Iraqi officials denounced the reports as a “new and cheap American lie” aimed at providing a new pretext for aggression against the country, and pointed out that in 1996 Iraq allowed a Red Cross team, including US personnel, to inspect the site where the wreckage of the US plane went down.
As in the case of the New York Times January 22 article, the US media has marched in lockstep with the efforts to justify a new military confrontation with Iraq. CNN, for instance, ran a TV special on the January 16 anniversary of the Gulf War, entitled, “Iraq: the Unfinished War.” The program made no effort to explain why 10 years after Iraqi troops were driven from Kuwait—the sole reason cited by Bush Sr., Powell and others for the launching of the war—it remained “unfinished.” As the title of the program indicates, the US government and its representatives in the media will only consider the war complete when Saddam Hussein is assassinated or overthrown and the US establishes control over the entire region.
The new Bush administration comes to power as the US has become increasingly isolated internationally in relation to its policy towards Iraq. The US-led trade embargo has been defied by a growing number of European and Middle Eastern countries, including Russia and France, which have resumed commercial flights into Baghdad's refurbished airport. In addition the various Arab bourgeois regimes that backed the sanctions are also facing increased pressure to distance themselves from the punitive measures against Iraq, because of the growing anti-American sentiment throughout the region. There were even recent British newspaper reports that London—the most enthusiastic partner in the US aggression against Iraq—was rethinking its policy of enforcing the no-fly zones because of the high number of civilian casualties, although the Foreign Office was quick to deny the claim.
The criminal policy of sanctions and continuous military assaults has wreaked havoc on Iraq's 23 million people, half of whom live in poverty. The sanctions have led to hundreds of thousands of deaths, including 11,000, mostly children, in December alone. But to the chagrin of US officials, Saddam Hussein has remained in power.

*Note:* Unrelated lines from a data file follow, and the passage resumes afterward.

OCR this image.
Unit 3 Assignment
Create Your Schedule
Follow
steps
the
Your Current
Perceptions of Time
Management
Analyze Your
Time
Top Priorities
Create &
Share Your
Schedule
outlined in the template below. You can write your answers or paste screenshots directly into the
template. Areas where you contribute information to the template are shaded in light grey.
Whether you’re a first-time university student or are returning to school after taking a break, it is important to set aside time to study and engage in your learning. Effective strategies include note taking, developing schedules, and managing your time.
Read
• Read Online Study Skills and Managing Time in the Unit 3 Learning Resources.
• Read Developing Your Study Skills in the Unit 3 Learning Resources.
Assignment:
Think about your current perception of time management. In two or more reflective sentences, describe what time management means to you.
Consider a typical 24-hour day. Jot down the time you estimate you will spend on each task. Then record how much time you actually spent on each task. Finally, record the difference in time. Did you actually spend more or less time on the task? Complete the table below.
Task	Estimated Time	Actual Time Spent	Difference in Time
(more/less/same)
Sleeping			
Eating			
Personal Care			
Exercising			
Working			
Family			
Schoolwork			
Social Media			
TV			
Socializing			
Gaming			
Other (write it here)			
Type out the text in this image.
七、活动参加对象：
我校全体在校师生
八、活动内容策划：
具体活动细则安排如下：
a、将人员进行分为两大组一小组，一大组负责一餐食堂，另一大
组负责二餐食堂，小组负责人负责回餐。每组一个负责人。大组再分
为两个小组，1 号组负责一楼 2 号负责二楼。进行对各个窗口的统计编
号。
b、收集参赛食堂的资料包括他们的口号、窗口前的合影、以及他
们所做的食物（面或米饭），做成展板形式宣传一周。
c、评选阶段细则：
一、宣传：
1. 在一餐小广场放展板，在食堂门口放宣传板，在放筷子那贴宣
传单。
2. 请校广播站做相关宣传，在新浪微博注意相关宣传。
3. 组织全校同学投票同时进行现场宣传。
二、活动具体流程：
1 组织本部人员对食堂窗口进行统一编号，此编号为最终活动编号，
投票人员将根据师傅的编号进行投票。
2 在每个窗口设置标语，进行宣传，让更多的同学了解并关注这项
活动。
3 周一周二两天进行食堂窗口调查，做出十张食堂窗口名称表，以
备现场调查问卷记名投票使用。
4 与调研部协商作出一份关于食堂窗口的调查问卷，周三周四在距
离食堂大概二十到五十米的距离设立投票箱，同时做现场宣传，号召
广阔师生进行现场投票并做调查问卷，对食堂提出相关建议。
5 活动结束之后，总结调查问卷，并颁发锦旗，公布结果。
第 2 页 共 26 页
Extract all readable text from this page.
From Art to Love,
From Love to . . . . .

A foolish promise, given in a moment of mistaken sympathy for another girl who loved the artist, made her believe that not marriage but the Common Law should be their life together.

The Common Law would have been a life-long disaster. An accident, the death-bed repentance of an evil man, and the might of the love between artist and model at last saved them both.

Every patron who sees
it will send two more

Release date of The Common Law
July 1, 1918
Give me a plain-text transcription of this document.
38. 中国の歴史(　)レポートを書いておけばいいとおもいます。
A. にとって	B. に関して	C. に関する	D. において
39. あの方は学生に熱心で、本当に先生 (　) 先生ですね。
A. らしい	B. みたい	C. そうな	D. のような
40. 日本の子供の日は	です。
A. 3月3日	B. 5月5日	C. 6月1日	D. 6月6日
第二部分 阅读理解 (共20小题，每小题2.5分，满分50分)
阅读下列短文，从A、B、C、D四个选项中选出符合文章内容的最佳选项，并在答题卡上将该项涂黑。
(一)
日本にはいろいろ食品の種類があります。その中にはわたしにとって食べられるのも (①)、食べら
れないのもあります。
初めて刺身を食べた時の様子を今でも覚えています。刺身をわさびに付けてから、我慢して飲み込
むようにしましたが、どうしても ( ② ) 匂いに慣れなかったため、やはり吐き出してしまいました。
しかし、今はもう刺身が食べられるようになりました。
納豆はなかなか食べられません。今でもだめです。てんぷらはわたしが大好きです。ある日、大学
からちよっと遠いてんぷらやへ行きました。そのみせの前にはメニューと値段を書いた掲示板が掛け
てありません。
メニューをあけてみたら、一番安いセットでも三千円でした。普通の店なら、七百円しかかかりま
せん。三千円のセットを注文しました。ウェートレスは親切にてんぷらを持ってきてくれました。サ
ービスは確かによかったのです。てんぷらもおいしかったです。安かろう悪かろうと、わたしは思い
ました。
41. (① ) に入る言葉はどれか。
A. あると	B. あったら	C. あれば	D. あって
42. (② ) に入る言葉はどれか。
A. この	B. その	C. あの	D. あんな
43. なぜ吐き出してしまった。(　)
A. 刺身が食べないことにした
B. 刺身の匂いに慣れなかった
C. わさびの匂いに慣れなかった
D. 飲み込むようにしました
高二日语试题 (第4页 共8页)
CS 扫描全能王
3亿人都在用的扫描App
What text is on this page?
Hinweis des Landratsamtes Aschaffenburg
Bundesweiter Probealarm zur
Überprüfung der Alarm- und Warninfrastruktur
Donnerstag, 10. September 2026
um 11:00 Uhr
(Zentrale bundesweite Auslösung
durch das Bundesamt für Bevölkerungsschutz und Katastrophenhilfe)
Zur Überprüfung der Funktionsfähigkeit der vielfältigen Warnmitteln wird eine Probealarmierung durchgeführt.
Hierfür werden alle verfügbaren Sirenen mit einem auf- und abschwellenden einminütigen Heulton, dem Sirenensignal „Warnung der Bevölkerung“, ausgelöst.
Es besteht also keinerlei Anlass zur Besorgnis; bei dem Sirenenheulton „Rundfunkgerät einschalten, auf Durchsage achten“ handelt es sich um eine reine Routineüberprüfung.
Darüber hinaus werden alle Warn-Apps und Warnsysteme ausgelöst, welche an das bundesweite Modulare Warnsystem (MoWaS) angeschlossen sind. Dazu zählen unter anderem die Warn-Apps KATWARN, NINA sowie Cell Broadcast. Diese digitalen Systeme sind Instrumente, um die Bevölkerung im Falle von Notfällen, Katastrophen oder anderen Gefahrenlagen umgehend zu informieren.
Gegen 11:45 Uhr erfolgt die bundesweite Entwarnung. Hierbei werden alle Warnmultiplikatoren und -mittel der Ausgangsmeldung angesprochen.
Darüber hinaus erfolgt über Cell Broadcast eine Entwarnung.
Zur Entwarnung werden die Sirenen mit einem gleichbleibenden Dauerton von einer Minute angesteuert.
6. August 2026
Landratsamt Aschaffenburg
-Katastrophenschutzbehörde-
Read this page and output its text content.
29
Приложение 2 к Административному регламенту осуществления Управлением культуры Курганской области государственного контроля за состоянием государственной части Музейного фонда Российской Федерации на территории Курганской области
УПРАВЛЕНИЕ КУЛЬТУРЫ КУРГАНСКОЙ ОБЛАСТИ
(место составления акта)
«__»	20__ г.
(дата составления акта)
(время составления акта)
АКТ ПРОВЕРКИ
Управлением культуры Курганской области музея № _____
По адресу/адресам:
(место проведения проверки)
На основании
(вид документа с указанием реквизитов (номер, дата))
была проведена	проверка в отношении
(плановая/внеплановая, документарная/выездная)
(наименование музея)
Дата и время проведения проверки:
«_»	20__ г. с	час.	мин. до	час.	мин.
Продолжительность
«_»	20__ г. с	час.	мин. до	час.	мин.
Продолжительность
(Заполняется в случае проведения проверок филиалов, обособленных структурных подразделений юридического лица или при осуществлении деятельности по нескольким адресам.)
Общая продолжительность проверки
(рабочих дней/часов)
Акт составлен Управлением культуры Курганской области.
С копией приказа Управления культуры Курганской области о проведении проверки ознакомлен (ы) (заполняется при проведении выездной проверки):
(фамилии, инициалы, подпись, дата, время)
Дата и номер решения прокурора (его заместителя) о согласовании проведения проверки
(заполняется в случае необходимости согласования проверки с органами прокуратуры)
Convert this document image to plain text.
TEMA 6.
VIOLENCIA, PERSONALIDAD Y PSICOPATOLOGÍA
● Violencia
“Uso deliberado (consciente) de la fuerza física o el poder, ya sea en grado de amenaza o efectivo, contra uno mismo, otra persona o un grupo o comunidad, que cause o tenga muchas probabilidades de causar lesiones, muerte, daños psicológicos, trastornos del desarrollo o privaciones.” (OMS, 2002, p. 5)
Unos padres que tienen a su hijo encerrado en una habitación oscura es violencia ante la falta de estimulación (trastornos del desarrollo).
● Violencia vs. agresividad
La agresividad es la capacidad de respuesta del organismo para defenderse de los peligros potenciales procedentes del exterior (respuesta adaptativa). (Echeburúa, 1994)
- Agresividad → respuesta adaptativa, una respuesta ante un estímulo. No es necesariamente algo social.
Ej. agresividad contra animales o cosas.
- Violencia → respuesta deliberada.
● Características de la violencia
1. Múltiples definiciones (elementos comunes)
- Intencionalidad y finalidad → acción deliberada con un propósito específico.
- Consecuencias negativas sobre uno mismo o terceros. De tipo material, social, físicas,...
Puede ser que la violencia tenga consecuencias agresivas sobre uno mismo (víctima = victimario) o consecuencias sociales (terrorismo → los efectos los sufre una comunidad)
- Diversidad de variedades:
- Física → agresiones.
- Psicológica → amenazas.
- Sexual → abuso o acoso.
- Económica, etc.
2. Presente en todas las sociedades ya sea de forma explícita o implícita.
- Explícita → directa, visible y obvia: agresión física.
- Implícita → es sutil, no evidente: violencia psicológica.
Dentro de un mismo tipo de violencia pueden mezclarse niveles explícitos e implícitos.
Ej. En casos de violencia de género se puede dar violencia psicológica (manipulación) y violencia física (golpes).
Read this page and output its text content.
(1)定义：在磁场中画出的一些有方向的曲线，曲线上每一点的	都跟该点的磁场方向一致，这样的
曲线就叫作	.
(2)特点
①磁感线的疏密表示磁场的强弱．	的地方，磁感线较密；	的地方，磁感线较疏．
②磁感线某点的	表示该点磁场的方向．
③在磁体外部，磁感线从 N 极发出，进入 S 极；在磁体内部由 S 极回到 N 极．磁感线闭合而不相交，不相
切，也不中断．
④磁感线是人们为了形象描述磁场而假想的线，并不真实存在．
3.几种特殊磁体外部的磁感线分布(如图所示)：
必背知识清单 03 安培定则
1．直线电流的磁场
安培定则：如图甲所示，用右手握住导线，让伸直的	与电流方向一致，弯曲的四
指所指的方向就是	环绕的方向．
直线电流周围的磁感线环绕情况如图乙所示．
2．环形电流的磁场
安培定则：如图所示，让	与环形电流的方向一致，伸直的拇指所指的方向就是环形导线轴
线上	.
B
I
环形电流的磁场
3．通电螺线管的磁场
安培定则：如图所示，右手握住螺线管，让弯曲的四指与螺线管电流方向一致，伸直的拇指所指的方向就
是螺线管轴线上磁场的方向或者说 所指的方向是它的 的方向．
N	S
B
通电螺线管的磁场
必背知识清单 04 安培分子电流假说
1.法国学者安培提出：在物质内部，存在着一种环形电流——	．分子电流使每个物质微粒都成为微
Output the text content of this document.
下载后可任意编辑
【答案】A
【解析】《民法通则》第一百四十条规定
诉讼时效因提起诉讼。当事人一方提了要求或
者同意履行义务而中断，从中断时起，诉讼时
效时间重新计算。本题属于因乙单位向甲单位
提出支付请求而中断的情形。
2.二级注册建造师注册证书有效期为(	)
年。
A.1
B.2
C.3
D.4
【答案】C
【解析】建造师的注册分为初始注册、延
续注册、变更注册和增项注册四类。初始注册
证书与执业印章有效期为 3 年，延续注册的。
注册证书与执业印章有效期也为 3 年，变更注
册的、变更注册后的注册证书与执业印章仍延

Various advisers have reportedly warned the new Bush administration that the situation in the Middle East and internationally is far more complex than when Bush's father, Powell and Cheney carried out the slaughter of Iraqi soldiers and civilians 10 years ago. It would be folly, however, to believe that international isolation would prevent the United States from waging a renewed war against Iraq. On the contrary, the Bush administration is even more oblivious to international reaction and may be more willing to fire a shot across the bow of the French, Russians and other erstwhile allies, to shore up its failing policy and reassert American domination in the region.
There are also domestic political considerations involved in a possible decision to launch an attack on Iraq. A politically weak government, considered illegitimate by broad masses and facing an economic downturn, the Bush administration may be more apt to launch a bloody adventure in hopes of diverting attention away from the social crisis at home.